Joni Woolf: The best cakes, ever. Amen
Published 4:08 pm Saturday, May 20, 2017
Some recipes you should not alter. Some you should. We learn these lessons, usually, by trial and error, by failing and occasionally succeeding. “Southern Living” has been the final word of many of my culinary efforts over the years. If it’s in the magazine, you can count on it (in today’s lingo, you can take it to the bank). I have believed this. I have trusted those test cooks at the legendary magazine to offer only the best.
Well … some things cannot be improved on. Take, for instance, the Cream Cheese Pound Cake. Every time my daughter takes one to an event at Calvary, where we go to church, it is consumed before I get a piece. I make the cake, too, for friends and relatives, and it is always a success. For one relative, I add caramel frosting, but the cake can hold its own without any trim. So why did that great magazine think it could be improved upon? In the May 2017 issue, a cake called Classic Southern Pound Cake appears, looking very much like the real classic. But instead of 8 ounces of cream cheese, it calls for 6; instead of 6 eggs, it calls for 4 large eggs, and 2 large egg yolks. It adds ¼ cup half-and-half. These are not great changes to the classic recipe, which is simply 3 cups sugar, 1 ½ cups butter, 8 ounces cream cheese, 6 large eggs, 1 ½ teaspoons vanilla and 3 cups flour. But the changes change the cake. I baked the new recipe, doing everything exactly as called for — even bought a beautiful new Bundt pan for the exercise — and the results were disappointing. The texture of the cake was more like a layer cake, not as dense as the original recipe. Since then I have made two Cream Cheese Pound Cakes, and delighted in how perfectly they turned out — in appearance and in taste. I’ll stick to the old recipe.

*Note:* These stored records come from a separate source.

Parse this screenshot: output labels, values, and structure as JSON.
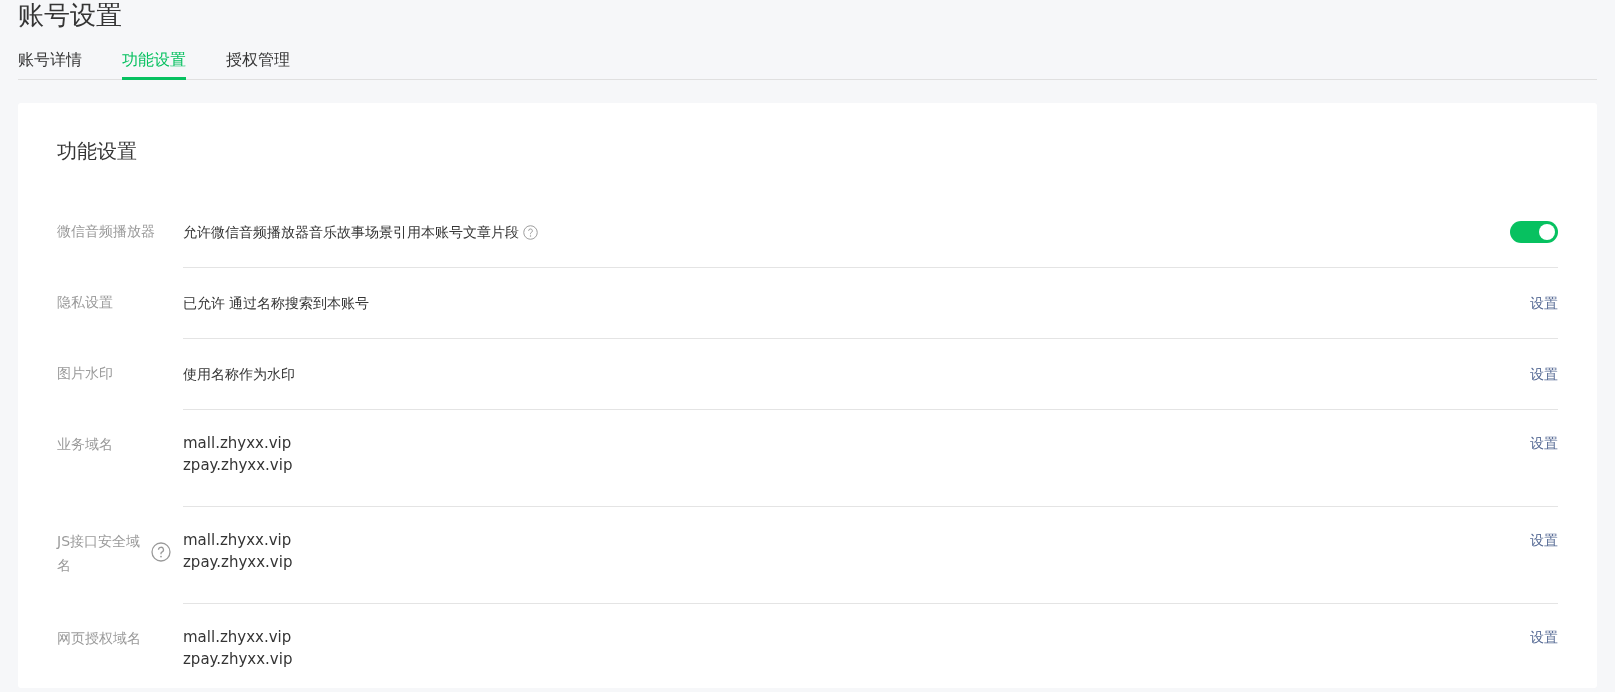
{
  "page_title": "账号设置",
  "tabs": [
    {
      "label": "账号详情",
      "selected": false
    },
    {
      "label": "功能设置",
      "selected": true
    },
    {
      "label": "授权管理",
      "selected": false
    }
  ],
  "section": {
    "title": "功能设置",
    "rows": [
      {
        "label": "微信音频播放器",
        "label_help": false,
        "kind": "toggle",
        "lines": [
          "允许微信音频播放器音乐故事场景引用本账号文章片段"
        ],
        "text_help": true,
        "on": true
      },
      {
        "label": "隐私设置",
        "label_help": false,
        "kind": "link",
        "lines": [
          "已允许 通过名称搜索到本账号"
        ],
        "text_help": false,
        "action": "设置"
      },
      {
        "label": "图片水印",
        "label_help": false,
        "kind": "link",
        "lines": [
          "使用名称作为水印"
        ],
        "text_help": false,
        "action": "设置"
      },
      {
        "label": "业务域名",
        "label_help": false,
        "kind": "link",
        "lines": [
          "mall.zhyxx.vip",
          "zpay.zhyxx.vip"
        ],
        "text_help": false,
        "action": "设置"
      },
      {
        "label": "JS接口安全域名",
        "label_help": true,
        "kind": "link",
        "lines": [
          "mall.zhyxx.vip",
          "zpay.zhyxx.vip"
        ],
        "text_help": false,
        "action": "设置"
      },
      {
        "label": "网页授权域名",
        "label_help": false,
        "kind": "link",
        "lines": [
          "mall.zhyxx.vip",
          "zpay.zhyxx.vip"
        ],
        "text_help": false,
        "action": "设置"
      }
    ]
  }
}
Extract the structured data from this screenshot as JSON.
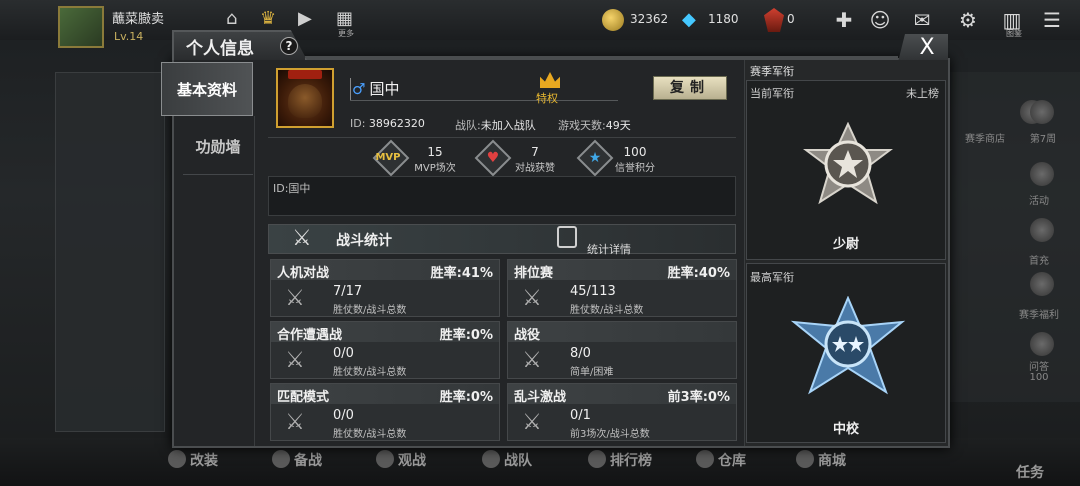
{
  "hud": {
    "player_name": "蘸菜臌卖",
    "level": "Lv.14",
    "gold": "32362",
    "diamond": "1180",
    "medal": "0",
    "icons": [
      "home-icon",
      "crown-icon",
      "video-icon",
      "grid-icon",
      "plus-icon",
      "friends-icon",
      "mail-icon",
      "settings-icon",
      "book-icon",
      "menu-icon"
    ],
    "small_labels": {
      "book": "图鉴",
      "grid": "更多"
    }
  },
  "bottom_nav": [
    "改装",
    "备战",
    "观战",
    "战队",
    "排行榜",
    "仓库",
    "商城",
    "任务"
  ],
  "right_bg": [
    "赛季商店",
    "第7周",
    "活动",
    "首充",
    "赛季福利",
    "问答",
    "100"
  ],
  "dialog": {
    "title": "个人信息",
    "help": "?",
    "close": "X",
    "tabs": [
      "基本资料",
      "功勋墙"
    ]
  },
  "profile": {
    "gender_symbol": "♂",
    "name": "国中",
    "vip_label": "特权",
    "copy_label": "复制",
    "id_label": "ID:",
    "id_value": "38962320",
    "team_label": "战队:",
    "team_value": "未加入战队",
    "days_label": "游戏天数:",
    "days_value": "49天",
    "signature": "ID:国中"
  },
  "stats": [
    {
      "icon": "mvp-icon",
      "icon_text": "MVP",
      "value": "15",
      "label": "MVP场次"
    },
    {
      "icon": "heart-icon",
      "icon_text": "♥",
      "value": "7",
      "label": "对战获赞"
    },
    {
      "icon": "star-icon",
      "icon_text": "★",
      "value": "100",
      "label": "信誉积分"
    }
  ],
  "battle": {
    "title": "战斗统计",
    "detail_label": "统计详情"
  },
  "modes": [
    {
      "title": "人机对战",
      "rate": "胜率:41%",
      "value": "7/17",
      "sub": "胜仗数/战斗总数"
    },
    {
      "title": "排位赛",
      "rate": "胜率:40%",
      "value": "45/113",
      "sub": "胜仗数/战斗总数"
    },
    {
      "title": "合作遭遇战",
      "rate": "胜率:0%",
      "value": "0/0",
      "sub": "胜仗数/战斗总数"
    },
    {
      "title": "战役",
      "rate": "",
      "value": "8/0",
      "sub": "简单/困难"
    },
    {
      "title": "匹配模式",
      "rate": "胜率:0%",
      "value": "0/0",
      "sub": "胜仗数/战斗总数"
    },
    {
      "title": "乱斗激战",
      "rate": "前3率:0%",
      "value": "0/1",
      "sub": "前3场次/战斗总数"
    }
  ],
  "rank": {
    "season_title": "赛季军衔",
    "current_label": "当前军衔",
    "current_status": "未上榜",
    "current_rank": "少尉",
    "highest_label": "最高军衔",
    "highest_rank": "中校"
  }
}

If there is a cake I’m known for, among a few friends, it is the Italian Cream Cake. It is delicious; it is decadent. No one should eat it — anything this good must be bad for you. I make it for Jeff Logan’s birthday, and have made it for Chuck Smith, and first made it for Terry Holland’s birthday celebration in St. Simons three years ago, a real test of my patience since I had to transport it in a cooler to protect the frosting. The recipe, that I got from Louise Dodd’s cookbook “Eating from the White House to the Jail House,” is below, with my changes. Yes, I changed the recipe, and it worked. The cake was fine, but there was never enough frosting and it was maddening to get to the third layer and have only a couple of tablespoons of frosting to cover the top and the sides. So, I increased the frosting recipe by 50 percent. I now slather frosting all over the layers and down the sides and have a couple of tablespoons left over. It is a lavish, wonderful cake. And will probably kill me if I eat much of it.
Italian Cream Cake
½ cup butter
½ cup Crisco
2 cups sugar
5 large eggs, separated
1 tablespoon vanilla
2 cups all-purpose flour
1 teaspoon soda
1 cup buttermilk
1 cup coconut
Beat butter and Crisco at medium speed with an electric mixer until fluffy. Gradually add sugar, beating well. Add egg yolks, one at a time, beating until blended after each addition. Add vanilla, beat until blended. Combine flour and soda; add to butter mixture alternately with buttermilk, beginning and ending with flour mixture. Beat at low speed until blended after each addition. Stir in coconut. Beat egg whites until stiff peaks form; fold into batter. Pour batter into 3 greased and floured 9-inch round cake pans (I line pans with parchment paper). Bake at 350 degrees for 25 minutes or until a wooden pick inserted into the center comes out clean. Cool in pans on rack 10 minutes; remove from pans and cool on wire racks. Spread Nutty Cream Cheese Frosting between layers and on top and sides of cake.
Nutty Cream Cheese Frosting (as adjusted by Joni Woolf)
1 cup chopped pecans
1 ½ 8-ounce packages cream cheese
¾ cup butter, softened
1 tablespoon vanilla
5 cups confectioners’ sugar
Place pecans in shallow pan and bake at 350 degrees for 5 to 10 minutes, or until toasted, stirring occasionally. (I toast the pecans in the oven where I’ve just baked the cake, saving re-heating the stove.) Cool. Beat cream cheese, butter and vanilla at medium speed with electric mixer until creamy. Add sugar, beating at low speed until blended. Beat at high speed until smooth; stir in pecans.
After frosting the cake, I spread a row — about one inch wide — of toasted coconut around the edge of the top layer. It’s a sign that underneath all this frosting, there is a delicious cake that contains coconut. Who can resist?